Para aqueles que estão tão interessados em eclesiologia quanto em ética, o Sínodo não será um bocejo. Será mais um passo no processo de receber os ensinamentos do Concílio Vaticano II de 1962-65.
Como observei quando o instrumentum laboris (documento de trabalho) foi lançado pela primeira vez, o objetivo deste encontro "é fazer com que toda a Igreja se concentre em sua missão de proclamar o Evangelho no mundo de hoje", para colocar nossos ensinamentos éticos e trabalho de caridade em um contexto especificamente eclesial, para nos lembrar de que é o Senhor quem inicia o trabalho da Igreja, não nós. Somos meros trabalhadores na vinha.
Há muito o que fazer naquele vinhedo!

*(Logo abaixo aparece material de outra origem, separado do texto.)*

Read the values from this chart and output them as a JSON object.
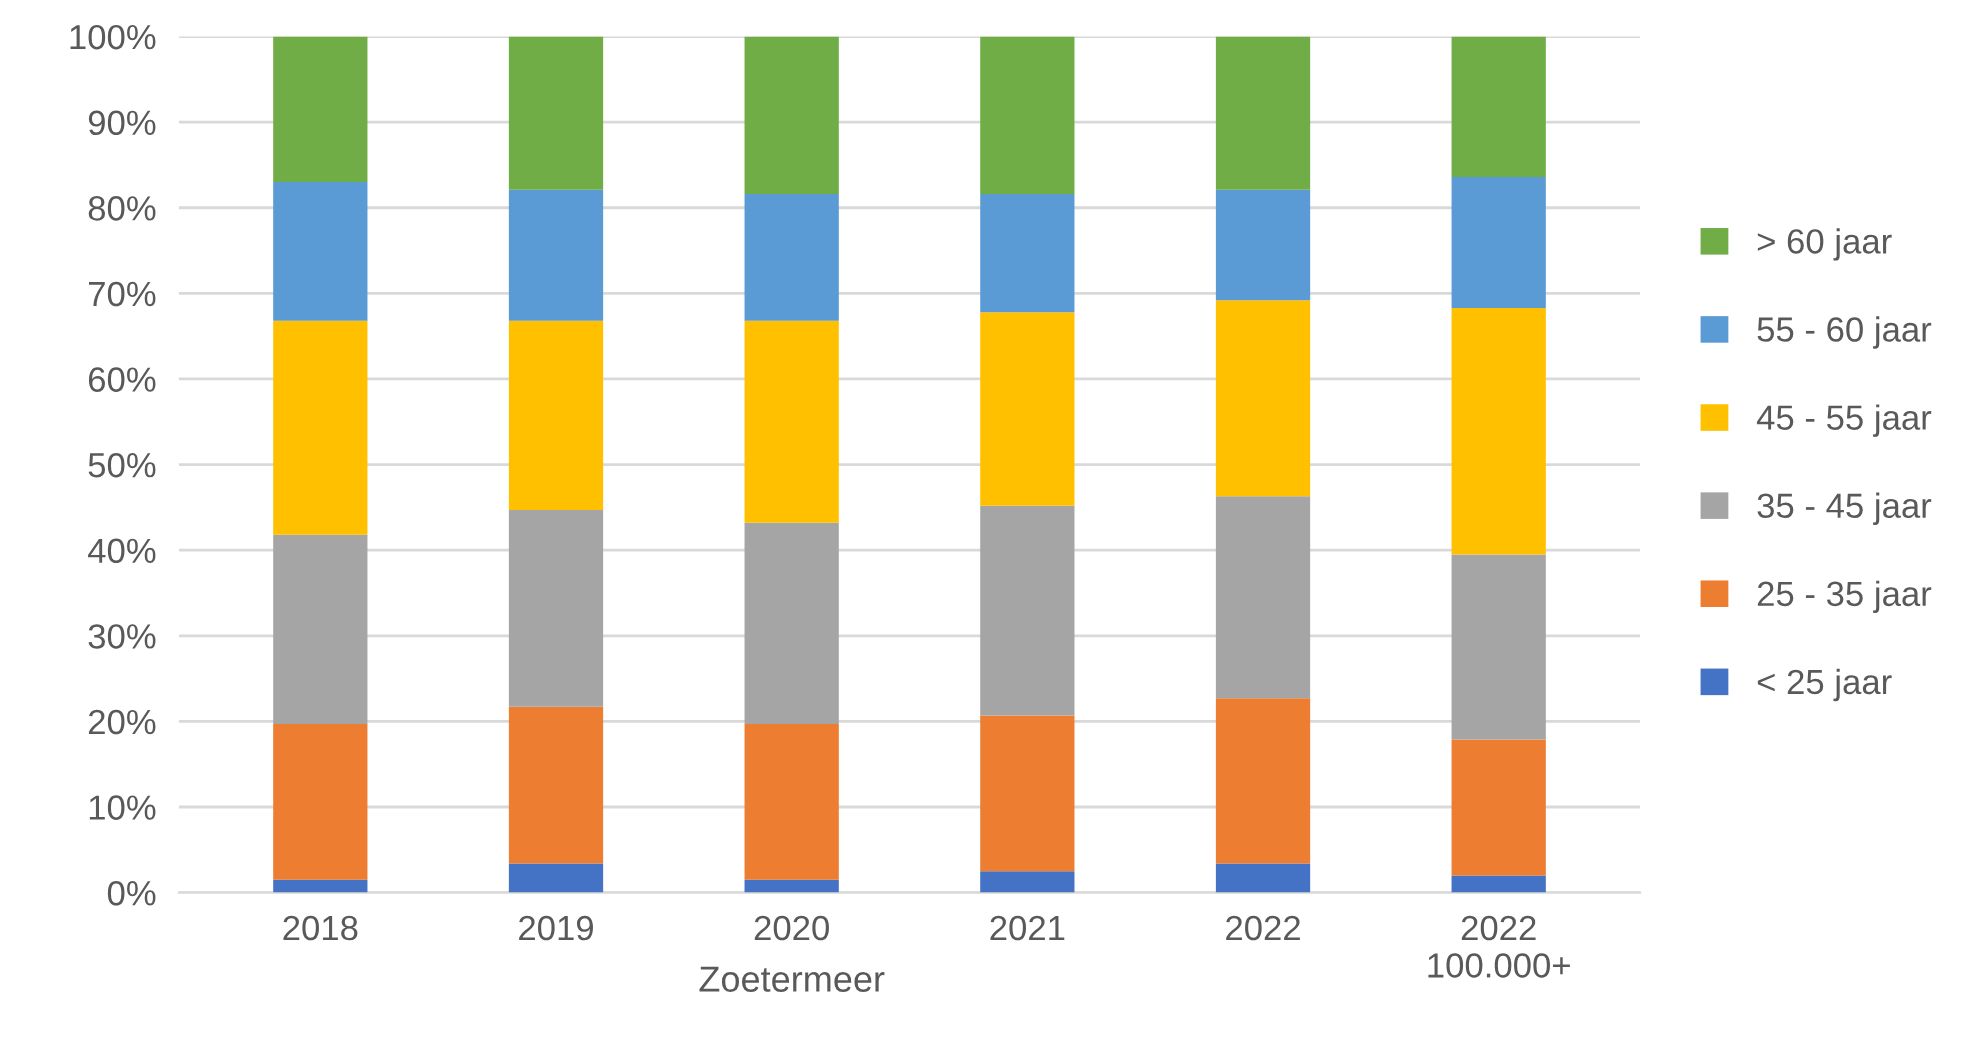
{
  "chart_data": {
    "type": "bar",
    "stacked": true,
    "xlabel": "Zoetermeer",
    "categories": [
      "2018",
      "2019",
      "2020",
      "2021",
      "2022",
      "2022\n100.000+"
    ],
    "series": [
      {
        "name": "< 25 jaar",
        "color": "#4472c4",
        "values": [
          1.5,
          3.4,
          1.5,
          2.5,
          3.4,
          2.0
        ]
      },
      {
        "name": "25 - 35 jaar",
        "color": "#ed7d31",
        "values": [
          18.2,
          18.3,
          18.2,
          18.2,
          19.3,
          15.9
        ]
      },
      {
        "name": "35 - 45 jaar",
        "color": "#a5a5a5",
        "values": [
          22.1,
          23.0,
          23.5,
          24.5,
          23.6,
          21.6
        ]
      },
      {
        "name": "45 - 55 jaar",
        "color": "#ffc000",
        "values": [
          25.0,
          22.1,
          23.6,
          22.6,
          22.9,
          28.8
        ]
      },
      {
        "name": "55 - 60 jaar",
        "color": "#5b9bd5",
        "values": [
          16.2,
          15.3,
          14.8,
          13.8,
          12.9,
          15.3
        ]
      },
      {
        "name": "> 60 jaar",
        "color": "#70ad47",
        "values": [
          17.0,
          17.9,
          18.4,
          18.4,
          17.9,
          16.4
        ]
      }
    ],
    "ylim": [
      0,
      100
    ],
    "yticks": [
      {
        "value": 0,
        "label": "0%"
      },
      {
        "value": 10,
        "label": "10%"
      },
      {
        "value": 20,
        "label": "20%"
      },
      {
        "value": 30,
        "label": "30%"
      },
      {
        "value": 40,
        "label": "40%"
      },
      {
        "value": 50,
        "label": "50%"
      },
      {
        "value": 60,
        "label": "60%"
      },
      {
        "value": 70,
        "label": "70%"
      },
      {
        "value": 80,
        "label": "80%"
      },
      {
        "value": 90,
        "label": "90%"
      },
      {
        "value": 100,
        "label": "100%"
      }
    ],
    "grid": "y",
    "legend": "right"
  }
}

O instrumentum laboris assim diz em uma das minhas passagens favoritas:
Numa época marcada por desigualdades cada vez mais acentuadas, por uma crescente desilusão face aos modelos tradicionais de governo, pelo desencanto em relação ao funcionamento da democracia, pelo predomínio do modelo de mercado nas relações interpessoais e pela tentação de resolver os conflitos pela força e não pelo diálogo, a sinodalidade poderá oferecer uma inspiração para o futuro da nossa sociedade. O seu poder de atração deriva do faco de não ser uma estratégia de gestão, mas sim uma prática de viver e celebrar na gratidão.
Comecemos com gratidão ao Senhor pelo dom da graça que nos foi dado na Igreja. Esse é o ponto de partida para a sinodalidade, assim como foi para o Concílio Vaticano II.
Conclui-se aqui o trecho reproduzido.